Year after year, those who ‘graduate’ from these madrassas go on to serve as mullahs and clerics, in local mosques all across Pakistan. And as a natural consequence, this tainted philosophy of religion seeps into our mainstream culture, when announced through the loudspeaker during a Jummah sermon. And, bit by bit, the moderate voices of Pakistan, who unfortunately remain unschooled in the theology of religion, have surrendered their autonomous space in the temple of God to the vicious agenda of sectarian religious divide.

In this backdrop, it has become essential to reform both the structure and curriculum of the madrassas.

To this end, under the Musharaf regime, several initiatives to reform the madrassas were instituted in the year 2001. In part funded by international donors, a total of Rs. 5.7 billion were allocated to different projects, with the aim of introducing modernity and de-radicalisation into our madrassa culture. Additionally, an ordinance titled ‘Pakistan Madrassa Education (Establishment and Affiliation of Modern Deeni Madaris) Board, Ordinance, 2001’ was promulgated to bring the madrassa curriculum in step with the secular modern education being taught across the public and private schools of Pakistan.

Soon thereafter, the ‘Voluntary Registration and Regulation Ordinance, 2002’ was promulgated in order to control and regulate the admission of foreigners into the madrassas of Pakistan, and to keep a close tab on their activities. Sadly, these initiatives have been vociferously rejected by most of the madrassas, on the pretext that the ‘ulema’ want no State interference in the affairs of religious education.

A fresh endeavour to carry out madrassa reforms must not repeat the mistakes of our past. Our State must realise that promulgation of toothless laws, or the funding of spineless programmes, will not be sufficient in reclaiming the lost ground in the battle between modernity and conservatism. That those who have constructed their fiefdoms on the rhetoric of bigotry and religious violence will not surrender their hegemony over the Divine, simply because we ask them to. That the State’s policy of duplicity, which patronises certain sects and their madrassas, at the expense of others, will not succeed in uprooting the rhetoric of extremism. That the message of peace will remain unfulfilled so long as it is coloured by the green, black, and white turbans.
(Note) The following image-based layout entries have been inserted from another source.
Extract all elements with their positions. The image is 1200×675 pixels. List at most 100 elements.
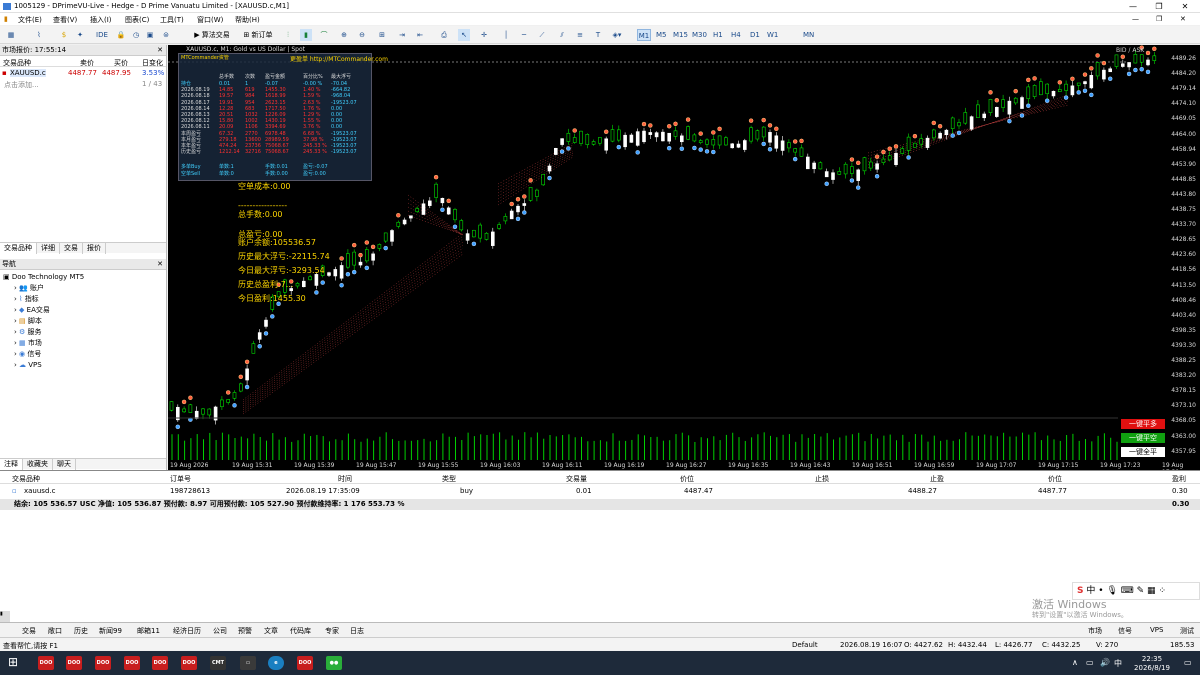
menu-file[interactable]: 文件(E): [18, 15, 42, 25]
volume-icon[interactable]: 🔊: [1100, 658, 1110, 667]
market-icon[interactable]: $: [58, 29, 70, 41]
nav-services[interactable]: › ⚙ 服务: [0, 327, 166, 338]
mic-icon[interactable]: 🎙: [1106, 586, 1117, 596]
order-symbol[interactable]: xauusd.c: [24, 487, 55, 495]
menu-view[interactable]: 查看(V): [53, 15, 77, 25]
tf-m1[interactable]: M1: [637, 29, 651, 41]
mt5-app-icon[interactable]: DOO: [38, 656, 54, 670]
clock-date[interactable]: 2026/8/19: [1126, 664, 1178, 672]
algo-trading-button[interactable]: ▶ 算法交易: [190, 29, 234, 41]
menu-tools[interactable]: 工具(T): [160, 15, 184, 25]
terminal-app-icon[interactable]: ▭: [240, 656, 256, 670]
nav-experts[interactable]: › ◆ EA交易: [0, 305, 166, 316]
tf-m30[interactable]: M30: [692, 29, 707, 41]
tab-details[interactable]: 详细: [37, 243, 60, 254]
minimize-button[interactable]: —: [1120, 0, 1146, 13]
tab-mailbox[interactable]: 邮箱11: [137, 626, 160, 636]
tab-company[interactable]: 公司: [213, 626, 227, 636]
clock-time[interactable]: 22:35: [1132, 655, 1172, 663]
tf-h4[interactable]: H4: [731, 29, 741, 41]
tf-d1[interactable]: D1: [750, 29, 760, 41]
panel-link[interactable]: 更盈单 http://MTCommander.com: [290, 54, 388, 63]
mt5-app-icon[interactable]: DOO: [66, 656, 82, 670]
signals-icon[interactable]: ⊜: [160, 29, 172, 41]
mtcommander-panel[interactable]: MTCommander资管 总手数 次数 盈亏金额 百分比% 最大浮亏 持仓 0.01 1 -0.…: [178, 53, 372, 181]
add-symbol-row[interactable]: 点击添加... 1 / 43: [0, 78, 166, 89]
tile-icon[interactable]: ⊞: [376, 29, 388, 41]
autoscroll-icon[interactable]: ⇥: [396, 29, 408, 41]
tab-symbols[interactable]: 交易品种: [0, 243, 37, 254]
close-short-button[interactable]: 一键平空: [1121, 433, 1165, 443]
link-signals[interactable]: 信号: [1118, 626, 1132, 636]
windows-start-icon[interactable]: ⊞: [8, 655, 18, 669]
menu-help[interactable]: 帮助(H): [235, 15, 260, 25]
tab-journal[interactable]: 日志: [350, 626, 364, 636]
nav-market[interactable]: › ▦ 市场: [0, 338, 166, 349]
cursor-icon[interactable]: ↖: [458, 29, 470, 41]
tab-calendar[interactable]: 经济日历: [173, 626, 201, 636]
bar-chart-icon[interactable]: ⫶: [282, 29, 294, 41]
mdi-restore[interactable]: ❐: [1156, 15, 1162, 23]
tab-articles[interactable]: 文章: [264, 626, 278, 636]
nav-vps[interactable]: › ☁ VPS: [0, 360, 166, 371]
line-chart-icon[interactable]: ⌒: [318, 29, 330, 41]
menu-insert[interactable]: 插入(I): [90, 15, 112, 25]
lock-icon[interactable]: 🔒: [116, 29, 126, 41]
tab-experts[interactable]: 专家: [325, 626, 339, 636]
edge-browser-icon[interactable]: e: [268, 656, 284, 670]
link-market[interactable]: 市场: [1088, 626, 1102, 636]
mdi-minimize[interactable]: —: [1132, 15, 1139, 23]
text-icon[interactable]: T: [592, 29, 604, 41]
tf-m5[interactable]: M5: [656, 29, 667, 41]
close-button[interactable]: ✕: [1172, 0, 1198, 13]
shift-icon[interactable]: ⇤: [414, 29, 426, 41]
network-icon[interactable]: ▭: [1086, 658, 1094, 667]
tab-news[interactable]: 新闻99: [99, 626, 122, 636]
new-order-button[interactable]: ⊞ 新订单: [240, 29, 276, 41]
punct-icon[interactable]: •: [1098, 586, 1103, 596]
nav-signals[interactable]: › ◉ 信号: [0, 349, 166, 360]
tab-ticks[interactable]: 报价: [83, 243, 106, 254]
cmt-app-icon[interactable]: CMT: [210, 656, 226, 670]
channel-icon[interactable]: ⫽: [556, 29, 568, 41]
new-chart-icon[interactable]: ▦: [4, 29, 18, 41]
tf-h1[interactable]: H1: [713, 29, 723, 41]
link-tester[interactable]: 测试: [1180, 626, 1194, 636]
more-icon[interactable]: ⁘: [1158, 586, 1166, 596]
tab-chat[interactable]: 聊天: [53, 459, 76, 470]
nav-accounts[interactable]: › 👥 账户: [0, 283, 166, 294]
status-profile[interactable]: Default: [792, 641, 818, 649]
mt5-app-icon[interactable]: DOO: [181, 656, 197, 670]
crosshair-icon[interactable]: ✛: [478, 29, 490, 41]
screenshot-icon[interactable]: ⎙: [438, 29, 450, 41]
close-long-button[interactable]: 一键平多: [1121, 419, 1165, 429]
link-vps[interactable]: VPS: [1150, 626, 1163, 634]
close-icon[interactable]: ✕: [157, 45, 166, 56]
fibo-icon[interactable]: ≡: [574, 29, 586, 41]
tray-chevron-icon[interactable]: ∧: [1072, 658, 1078, 667]
tab-trade[interactable]: 交易: [22, 626, 36, 636]
candle-chart-icon[interactable]: ▮: [300, 29, 312, 41]
wechat-icon[interactable]: ●●: [326, 656, 342, 670]
profiles-icon[interactable]: ⌇: [32, 29, 46, 41]
market-row[interactable]: ▪ XAUUSD.c 4487.77 4487.95 3.53%: [0, 67, 166, 78]
zoom-in-icon[interactable]: ⊕: [338, 29, 350, 41]
trendline-icon[interactable]: ⟋: [536, 29, 548, 41]
tf-w1[interactable]: W1: [767, 29, 778, 41]
grid-icon[interactable]: ▦: [1147, 586, 1156, 596]
app-menu-icon[interactable]: ▮: [4, 15, 8, 23]
maximize-button[interactable]: ❐: [1146, 0, 1172, 13]
tf-m15[interactable]: M15: [673, 29, 688, 41]
mt5-app-icon[interactable]: DOO: [124, 656, 140, 670]
nav-indicators[interactable]: › ⌇ 指标: [0, 294, 166, 305]
tf-mn[interactable]: MN: [803, 29, 814, 41]
vline-icon[interactable]: │: [500, 29, 512, 41]
price-chart[interactable]: 4489.26 4484.20 4479.14 4474.10 4469.05 4464.…: [168, 45, 1200, 470]
nav-root[interactable]: ▣ Doo Technology MT5: [0, 272, 166, 283]
notification-icon[interactable]: ▭: [1184, 658, 1192, 667]
shapes-icon[interactable]: ◈▾: [608, 29, 626, 41]
tab-alerts[interactable]: 预警: [238, 626, 252, 636]
ime-lang[interactable]: 中: [1086, 586, 1095, 596]
ide-button[interactable]: IDE: [95, 29, 109, 41]
zoom-out-icon[interactable]: ⊖: [356, 29, 368, 41]
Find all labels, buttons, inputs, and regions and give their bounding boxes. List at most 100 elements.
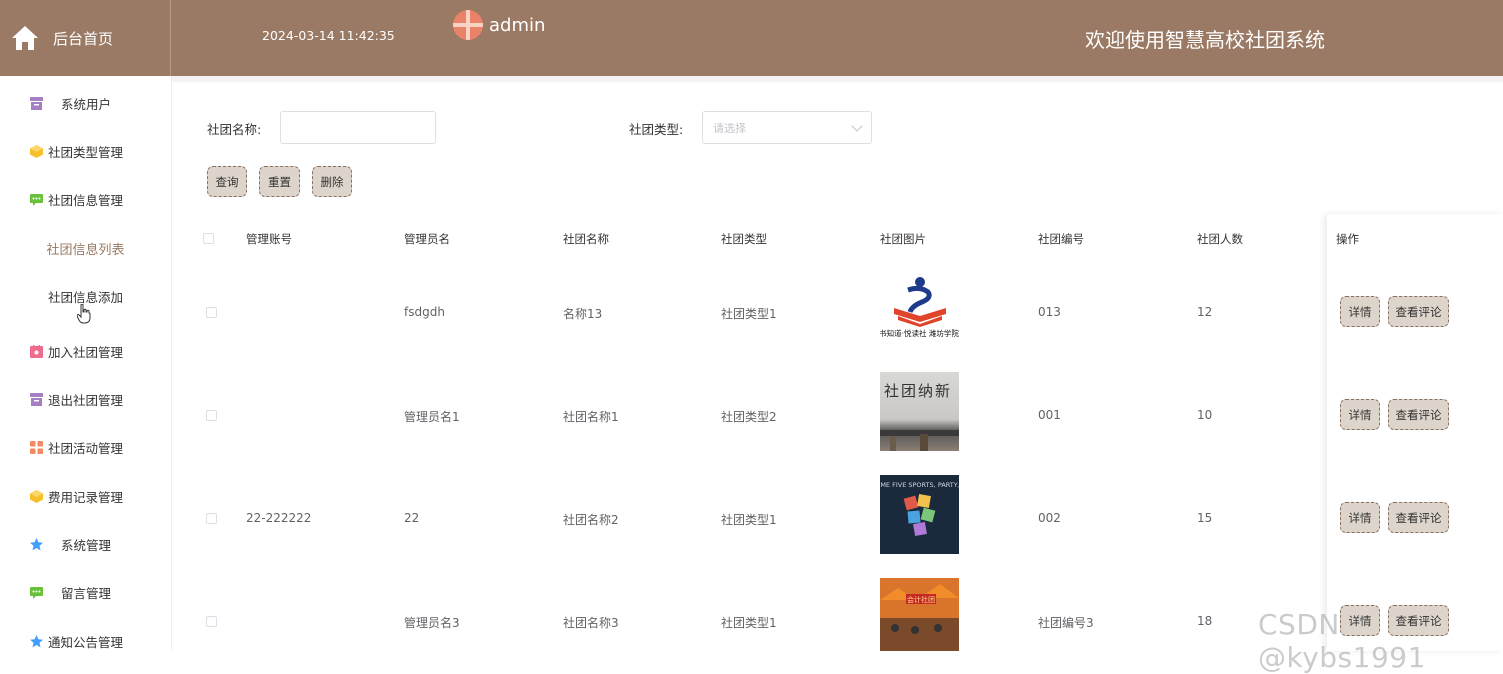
cell-member-count: 15 [1197,511,1213,525]
cell-club-code: 013 [1038,305,1061,319]
sidebar-item-label: 社团信息管理 [48,192,124,208]
cell-admin-name: 管理员名1 [404,410,460,424]
grid-icon [30,440,43,454]
club-name-label: 社团名称: [207,122,262,137]
username: admin [489,14,546,36]
cell-club-name: 社团名称1 [563,410,619,424]
cell-club-code: 001 [1038,408,1061,422]
home-label: 后台首页 [53,29,114,48]
column-header-member-count: 社团人数 [1197,232,1243,246]
message-icon [30,586,43,599]
sidebar-item-label: 系统管理 [61,537,112,553]
reading-club-logo: 书知道·悦读社 潍坊学院 [880,277,959,338]
cell-club-name: 社团名称3 [563,616,619,630]
chevron-down-icon [851,120,863,132]
club-name-input[interactable] [280,111,436,144]
club-image[interactable]: 书知道·悦读社 潍坊学院 [880,272,959,351]
archive-icon [30,96,43,110]
delete-button[interactable]: 删除 [312,166,352,197]
sidebar-item-label: 费用记录管理 [48,489,124,505]
reset-button[interactable]: 重置 [259,166,300,197]
club-type-select[interactable]: 请选择 [702,111,872,144]
club-type-placeholder: 请选择 [713,121,746,135]
query-button[interactable]: 查询 [207,166,247,197]
column-header-club-image: 社团图片 [880,232,926,246]
sidebar-item-fee-records[interactable]: 费用记录管理 [0,472,171,520]
user-info[interactable]: admin [453,10,545,40]
sidebar-item-label: 社团活动管理 [48,440,124,456]
sidebar-item-club-activity[interactable]: 社团活动管理 [0,423,171,471]
sidebar-item-join-club[interactable]: 加入社团管理 [0,327,171,375]
cell-admin-name: fsdgdh [404,305,445,319]
row-checkbox[interactable] [206,307,217,318]
club-type-label: 社团类型: [629,122,684,137]
column-header-club-type: 社团类型 [721,232,767,246]
home-icon [12,26,38,50]
cube-icon [30,144,43,158]
cell-club-name: 名称13 [563,307,603,321]
row-checkbox[interactable] [206,616,217,627]
sidebar-item-label: 社团信息列表 [46,242,125,258]
sidebar-item-label: 社团信息添加 [47,289,123,305]
sidebar-item-label: 通知公告管理 [48,634,124,650]
operations-column [1327,214,1503,651]
sidebar-item-label: 留言管理 [61,585,112,601]
top-header: 后台首页 2024-03-14 11:42:35 admin 欢迎使用智慧高校社… [0,0,1503,76]
avatar [453,10,483,40]
cell-club-name: 社团名称2 [563,513,619,527]
cell-account: 22-222222 [246,511,312,525]
sidebar-item-club-info[interactable]: 社团信息管理 [0,175,171,223]
cell-member-count: 18 [1197,614,1213,628]
image-caption: 书知道·悦读社 潍坊学院 [880,328,959,338]
recruitment-banner-image: 社团纳新 [880,382,959,451]
sidebar: 系统用户 社团类型管理 社团信息管理 社团信息列表 社团信息添加 加入社团管理 … [0,76,172,651]
message-icon [30,193,43,206]
column-header-account: 管理账号 [246,232,292,246]
datetime-display: 2024-03-14 11:42:35 [262,28,395,43]
star-icon [30,537,43,550]
welcome-title: 欢迎使用智慧高校社团系统 [1085,28,1325,52]
calendar-icon [30,344,43,358]
view-comments-button[interactable]: 查看评论 [1388,399,1449,430]
row-checkbox[interactable] [206,513,217,524]
cell-club-code: 社团编号3 [1038,616,1094,630]
column-header-club-code: 社团编号 [1038,232,1084,246]
column-header-operations: 操作 [1336,232,1359,246]
cell-admin-name: 管理员名3 [404,616,460,630]
cell-club-code: 002 [1038,511,1061,525]
sidebar-item-quit-club[interactable]: 退出社团管理 [0,375,171,423]
sidebar-item-club-type[interactable]: 社团类型管理 [0,127,171,175]
row-checkbox[interactable] [206,410,217,421]
archive-icon [30,392,43,406]
content-divider [172,76,1503,82]
view-comments-button[interactable]: 查看评论 [1388,296,1449,327]
star-icon [30,634,43,647]
cell-club-type: 社团类型2 [721,410,777,424]
detail-button[interactable]: 详情 [1340,399,1380,430]
column-header-club-name: 社团名称 [563,232,609,246]
club-image[interactable]: 社团纳新 [880,372,959,451]
column-header-admin-name: 管理员名 [404,232,450,246]
club-image[interactable]: GIVE ME FIVE SPORTS, PARTY, FUN [880,475,959,554]
sidebar-item-system-management[interactable]: 系统管理 [0,520,171,568]
home-link[interactable]: 后台首页 [0,0,171,76]
sidebar-item-messages[interactable]: 留言管理 [0,568,171,616]
sports-club-image: GIVE ME FIVE SPORTS, PARTY, FUN [880,481,959,536]
club-image[interactable]: 会计社团 [880,578,959,651]
sidebar-item-announcements[interactable]: 通知公告管理 [0,617,171,665]
view-comments-button[interactable]: 查看评论 [1388,502,1449,533]
csdn-watermark: CSDN @kybs1991 [1258,608,1426,674]
sidebar-item-label: 退出社团管理 [48,392,124,408]
sidebar-item-label: 社团类型管理 [48,144,124,160]
image-caption: 会计社团 [907,595,935,604]
image-caption: 社团纳新 [884,382,952,400]
detail-button[interactable]: 详情 [1340,502,1380,533]
detail-button[interactable]: 详情 [1340,296,1380,327]
cell-member-count: 10 [1197,408,1213,422]
sidebar-item-label: 加入社团管理 [48,344,124,360]
sidebar-item-system-users[interactable]: 系统用户 [0,79,171,127]
cell-member-count: 12 [1197,305,1213,319]
sidebar-subitem-club-list[interactable]: 社团信息列表 [0,224,171,272]
hand-cursor-icon [77,304,91,324]
select-all-checkbox[interactable] [203,233,214,244]
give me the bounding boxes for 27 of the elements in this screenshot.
Any madrassa reform policy must find its way back to Ibn Sina’s lamp, which lit the path of a knowledge revolution in its time. And for this to happen, each of us must play a part in this larger jihad for knowledge and peace. Each of us will have to confront ideas of violence and sectarian religious divide through our words and our actions. Each one of us will have to educate ourselves not only in our respective modern fields, but also in the dialect of Islam that preaches truth and tranquillity before any other lesson. We will have to embody that undying spirit of learning (all learning) that rests at the heart of our religion whose first commandment was ‘Iqra’.

And till such time that we muster the courage to confront the madrassa culture, at every corner, every turn, every local mosque, and every rural madrassa, we cannot hope to redeem the lofty faith that our Creator has placed in us.